C’est ce modèle que Red Hat a retenu pour Fedora, pour des activités n’intéressant pas Red Hat, la communauté intervient. La communauté peut aussi refuser certains changements de Red Hat s’ils sont mal avisés, ou de revoir leur copie ce qui permet à Red Hat donc de s’améliorer et de ne pas faire tout et n’importe quoi.

C’est un vrai écosystème vivant, où chacun défend son bout de gras mais l’ensemble avance plus vite. On est très loin d’un Red Hat qui contrôle et impose tout.

@Renault

Les noyaux Linux et Android ont fusionné sur le même projet en 2012. Torvalds continue de jouer un rôle moteur et c’est lui qui donne le top. Il n’a rien d’une momie brejnévienne. Je me suis limité aux distributions Linux les plus emblématiques.

Concernant Debian, j’ai fait, je crois, la part des choses entre ses financements qui, pour l’essentiel, sont issus des entreprises et son mode de fonctionnement coopératif. Le mode de fonctionnement de Fedora n’a, de mon point de vue, strictement rien à voir avec Debian et c’est tant mieux.

> Les noyaux Linux et Android ont fusionné sur le même projet en 2012.

Deux choses. Je ne vois pas le rapport avec la choucroute. Android a toujours utilisé le noyau Linux d’autres part, d’autre part tout ce qui est au dessus du noyau n’est pas commun avec les autres distributions. Android n’utilise pas la glibc, systemd / SystemV, Xorg ou Wayland, ni PulseAudio ou ALSA…

D’autre part, Android a toujours un noyau Linux un peu différent du noyau Linux officiel notamment sur la gestion de l’énergie qui nécessite des changements profonds (dans l’ordonnanceur entre autre) que Linus et d’autres n’acceptent pas. Mais cette version a effectivement vu un rapprochement entre les deux noyaux, certains changements d’Android ont été intégrés.

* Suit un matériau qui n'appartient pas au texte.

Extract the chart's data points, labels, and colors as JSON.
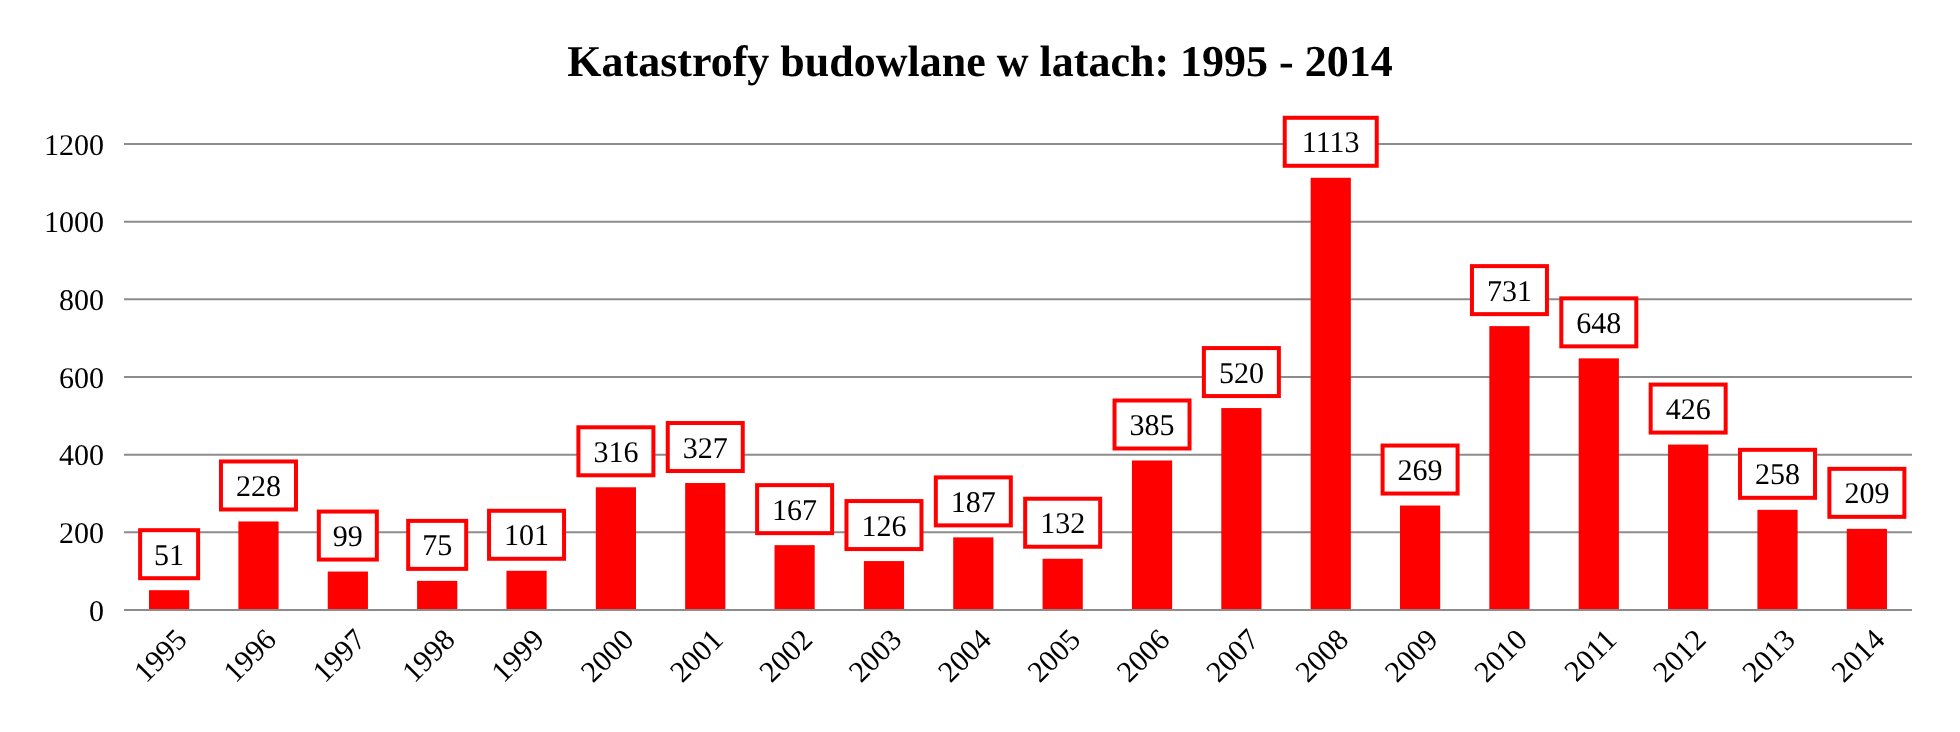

> la part des choses entre ses financements qui, pour l’essentiel, sont issus des entreprises et son mode de fonctionnement coopératif.

Mais Fedora aussi fonctionne en mode collaboratif, je crois que tu n’intègres toujours pas cela. Tu peux demain proposer un paquet pour Fedora, proposer une fonctionnalité révolutionnaire, prendre des décisions pour le projet, etc. Tout comme chez Debian.

La seule différence entre Debian et Fedora c’est que Red Hat a un minimum de poids politique par défaut, mais ce n’est pas un contrôle total et n’empêche nullement un développement communautaire.

@Renault

Je n’ai pas dit que Fedora n’était pas communutaire. J’ai dit qu’elle n’était pas d’essence communutaire et que ce modèle économique était largement instrumentalisé par Red Hat. Je te le rappelle. Je n’ai rien contre Red Hat et Fedora. Bien au contraire.

Concernant Android, c’est pour ces raisons que je ne l’ai pas mis au même niveau que les autres distributions. La stratégie de Google me semble relever d’une autre logique.